Vockerode ist eine Dorf am Mittellauf der Elbe, nahe Dessau. Für die Planung der Gewächshausanlage Vockerode 1972 war entscheidend der Standort des Vockeroder Kraftwerks Elbe, das die erforderlichen umfangreichen Wärme- und Energiemengen lieferte. Das VEG (2) Gewächshausanlage Vockerode entwickelte sich zum führenden Betrieb der Treibhausgemüseproduktion in der DDR, bis 1990 mit einer Gewächshausfläche von 28 ha, mit 912 Arbeitern und Angestellten und 92 Lehrlingen. 1992 erteilte die Treuhandanstalt Berlin die Weisung zur Betriebsliquidierung (3). 1997 wurden die letzten Gewächshäuser zerlegt und verkauft.
Das verzinkte Skelett einer Gewächshaushalle wurde den Künstlern Johanna Bartl, Wieland Krause und Olaf Wegewitz vom Landkreis Anhalt-Zerbst übereignet. Diese Restarchitektur einer aufgegebenen Produktionsanlage wurde im September 2005 im Zentrum der Stadt Magdeburg, der Landeshauptstadt Sachsen-Anhalts, wieder errichtet. Am neuen Standort steht nun das „ready-made” dieser Metallkonstruktion. Das Skelett des Gewächshauses wird hier zur Skulptur, die zeichenhaft an die industriellen Produktionsmethoden erinnert und einen Raum optisch eingrenzt, ohne ihn von der Umgebung zu isolieren.
Dieser Raum ist von den Künstlern zum Naturraum erklärt und der natürlichen Sukzession übergeben. Er soll nicht betreten werden und ohne Eingriff in die sich entwickelnde Pflanzengesellschaft bleiben. Die örtlichen Gegebenheiten werden diesen Raum prägen. Im Boden vorhandene, durch Anflug oder von Vögeln eingebrachte Samen von Kräutern, Büschen, Bäumen werden in ständiger Wandlung ein natürliches Gleichgewicht hervorbringen.
Der Raum wird zum Beobachtungsfeld für die Künstler, die Passanten und die Besucher. Hier soll ein Wahrnehmen der natürlichen Erscheinungen in ihrer Vielfalt und Komplexität angeregt werden. Es entsteht ein Freiraum – für die Pflanzen und für unser Denken, eine Neubestimmung des Verhältnisses zwischen menschlichem Wollen, Technik und Natur anregend (4).
Die Veränderungen in diesem Areal werden von den Künstlern dokumentiert. Mit dieser Dokumentation wird das der vergangenen Nutzung gewidmete „Archiv” in die Zukunft verlängert.
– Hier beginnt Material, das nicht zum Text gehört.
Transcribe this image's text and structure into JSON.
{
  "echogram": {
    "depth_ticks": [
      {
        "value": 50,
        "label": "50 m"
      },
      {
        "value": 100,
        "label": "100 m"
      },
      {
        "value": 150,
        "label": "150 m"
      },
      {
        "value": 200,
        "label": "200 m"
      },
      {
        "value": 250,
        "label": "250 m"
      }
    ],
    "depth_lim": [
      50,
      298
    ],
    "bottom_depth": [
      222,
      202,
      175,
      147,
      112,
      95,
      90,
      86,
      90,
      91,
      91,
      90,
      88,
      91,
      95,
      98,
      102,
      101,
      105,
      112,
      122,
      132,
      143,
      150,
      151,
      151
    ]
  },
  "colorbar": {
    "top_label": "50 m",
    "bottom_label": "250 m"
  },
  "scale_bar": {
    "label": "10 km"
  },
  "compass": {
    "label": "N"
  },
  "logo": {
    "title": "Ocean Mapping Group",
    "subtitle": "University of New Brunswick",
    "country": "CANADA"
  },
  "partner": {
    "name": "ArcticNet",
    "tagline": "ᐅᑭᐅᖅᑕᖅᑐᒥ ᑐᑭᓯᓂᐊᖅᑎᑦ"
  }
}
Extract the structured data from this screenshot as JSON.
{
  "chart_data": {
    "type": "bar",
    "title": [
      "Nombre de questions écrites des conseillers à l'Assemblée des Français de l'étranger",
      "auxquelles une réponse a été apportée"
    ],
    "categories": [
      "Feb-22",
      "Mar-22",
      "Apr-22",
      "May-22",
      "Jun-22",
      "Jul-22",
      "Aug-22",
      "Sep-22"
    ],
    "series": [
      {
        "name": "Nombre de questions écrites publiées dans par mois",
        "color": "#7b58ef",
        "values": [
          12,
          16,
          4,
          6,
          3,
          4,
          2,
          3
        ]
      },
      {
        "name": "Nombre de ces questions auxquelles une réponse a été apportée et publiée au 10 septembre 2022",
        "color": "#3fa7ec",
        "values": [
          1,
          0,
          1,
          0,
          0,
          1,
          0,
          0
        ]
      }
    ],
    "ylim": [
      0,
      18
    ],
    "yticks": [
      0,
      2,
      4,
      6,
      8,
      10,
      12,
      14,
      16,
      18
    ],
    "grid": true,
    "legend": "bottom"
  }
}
Das Material besteht aus der von den Künstlern zusammengetragenen Sammlung von Informationen zu Geschichte und Struktur des Produktionsbetriebes, historischem Bild- und Filmmaterial, Fundstücken aus der Zeit der Produktion, Gesprächsaufzeichnungen mit ehemals Beschäftigten, Fotografien und Videoaufzeichnungen seit 1997. Die Materialsammlung wird ab Frühjahr 2006 in einem „Archiv-Container“ im Kunstmuseum bewahrt. Sie ist Erweiterbar und vernetzbar – ein Beitrag von Künstlern zum aktuellen Diskurs über Zusammenhänge von Wirtschaftsstrukturen, sozialen Veränderungen, Ökologie und Weltanschauungen.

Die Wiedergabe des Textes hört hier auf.